The article reflects on three recent books that all address fascism’s dishonesty and denialism: Claudia Leeb’s The Politics of Repressed Guilt: The Tragedy of Austrian Silence; Federico Finchelstein’s A Brief History of Fascist Lies; and Keith Kahn-Harris’s Denial: The Unspeakable Truth.
I argue that fascists lie in at least three ways: (1) tactically, to deceive others; (2) as a psychological defense mechanism; and (3) with a degree of paradoxical sincerity, since fascism believes that truth is a product of the violent enforcement of myth, not something that can be accessed by reason.
I conclude with some reflections on denialism within American racism; the ongoing effects of Trumpism; and some recommendations for confronting fascism.
On the “tactical” lying of fascists:
“Despite decades of philosophical and sociological exploration of fascists’ fundamental dishonesty and their leering, tactical bullying—such as their repeated claims to be ‘just joking’—the general public still falls for liberal arguments for inclusion of fascists in a ‘marketplace of ideas.’ Many people still naively hope that the threat of fascism can be overcome by publicly debating fascists. This assumption fails to account for the fact that, in debating fascists, one does not enter into a collective search for truth between the debaters and audience, but rather one plays host to a tactical performance by the fascist to generate publicity, outrage, recruitment, or mockery of enemies.”

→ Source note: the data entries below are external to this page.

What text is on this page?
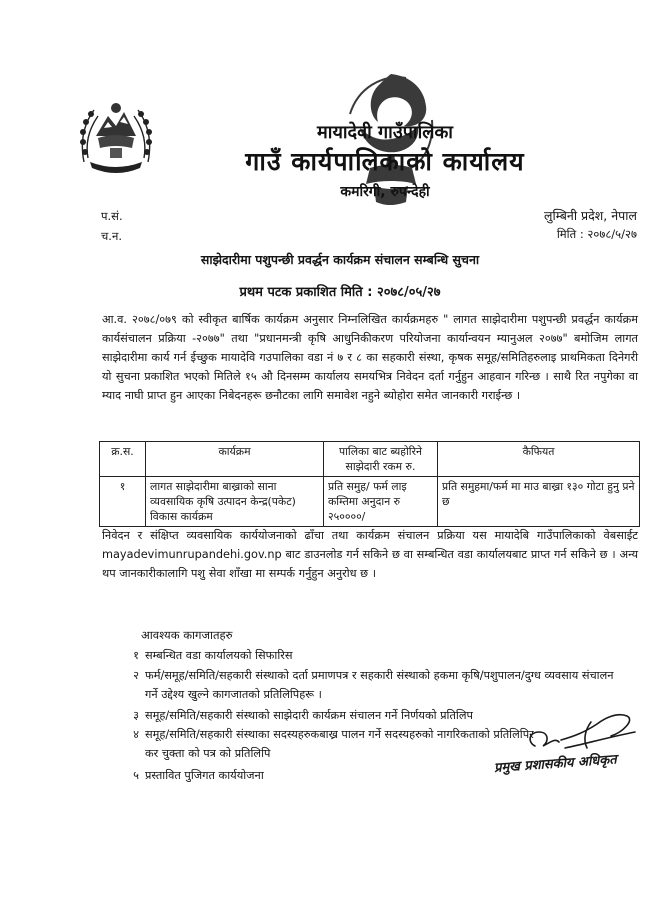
मायादेवी गाउँपालिका
गाउँ कार्यपालिकाको कार्यालय
कमरिगी, रुपन्देही
प.सं.
च.न.
लुम्बिनी प्रदेश, नेपाल
मिति : २०७८/५/२७
साझेदारीमा पशुपन्छी प्रवर्द्धन कार्यक्रम संचालन सम्बन्धि सुचना
प्रथम पटक प्रकाशित मिति : २०७८/०५/२७
आ.व. २०७८/०७९ को स्वीकृत बार्षिक कार्यक्रम अनुसार निम्नलिखित कार्यक्रमहरु " लागत साझेदारीमा पशुपन्छी प्रवर्द्धन कार्यक्रम कार्यसंचालन प्रक्रिया -२०७७" तथा "प्रधानमन्त्री कृषि आधुनिकीकरण परियोजना कार्यान्वयन म्यानुअल २०७७" बमोजिम लागत साझेदारीमा कार्य गर्न ईच्छुक मायादेवि गउपालिका वडा नं ७ र ८ का सहकारी संस्था, कृषक समूह/समितिहरुलाइ प्राथमिकता दिनेगरी यो सुचना प्रकाशित भएको मितिले १५ औ दिनसम्म कार्यालय समयभित्र निवेदन दर्ता गर्नुहुन आहवान गरिन्छ । साथै रित नपुगेका वा म्याद नाघी प्राप्त हुन आएका निबेदनहरू छनौटका लागि समावेश नहुने ब्योहोरा समेत जानकारी गराईन्छ ।
क्र.स.	कार्यक्रम	पालिका बाट ब्यहोरिने साझेदारी रकम रु.	कैफियत
१	लागत साझेदारीमा बाख्राको साना व्यवसायिक कृषि उत्पादन केन्द्र(पकेट) विकास कार्यक्रम	प्रति समुह/ फर्म लाइ कम्तिमा अनुदान रु २५००००/	प्रति समुहमा/फर्म मा माउ बाख्रा १३० गोटा हुनु प्रने छ
निवेदन र संक्षिप्त व्यवसायिक कार्ययोजनाको ढाँचा तथा कार्यक्रम संचालन प्रक्रिया यस मायादेबि गाउँपालिकाको वेबसाईट mayadevimunrupandehi.gov.np बाट डाउनलोड गर्न सकिने छ वा सम्बन्धित वडा कार्यालयबाट प्राप्त गर्न सकिने छ । अन्य थप जानकारीकालागि पशु सेवा शाँखा मा सम्पर्क गर्नुहुन अनुरोध छ ।
आवश्यक कागजातहरु
१ सम्बन्धित वडा कार्यालयको सिफारिस
२ फर्म/समूह/समिति/सहकारी संस्थाको दर्ता प्रमाणपत्र र सहकारी संस्थाको हकमा कृषि/पशुपालन/दुग्ध व्यवसाय संचालन गर्ने उद्देश्य खुल्ने कागजातको प्रतिलिपिहरू ।
३ समूह/समिति/सहकारी संस्थाको साझेदारी कार्यक्रम संचालन गर्ने निर्णयको प्रतिलिप
४ समूह/समिति/सहकारी संस्थाका सदस्यहरुकबाख्र पालन गर्ने सदस्यहरुको नागरिकताको प्रतिलिपिर कर चुक्ता को पत्र को प्रतिलिपि
५ प्रस्तावित पुजिगत कार्ययोजना	प्रमुख प्रशासकीय अधिकृत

Concluding paragraph of the essay:
“Fascist movements in U.S. American society are not a bizarre fringe element to gawk at, but express structures and sentiments at the center of American history and economic, political, and social power. Overcoming the danger they pose will be a long road and will require both structural change and honest collective reflection, not mere protesting or policing. However, perhaps we can create a society more conducive to truth through building our ’embodied reflective judgment’ through genuine solidarity, confronting our own denial by being bravely honest, and confronting fascist myths of heroic greatness with the reality of the experience of its victims and survivors.”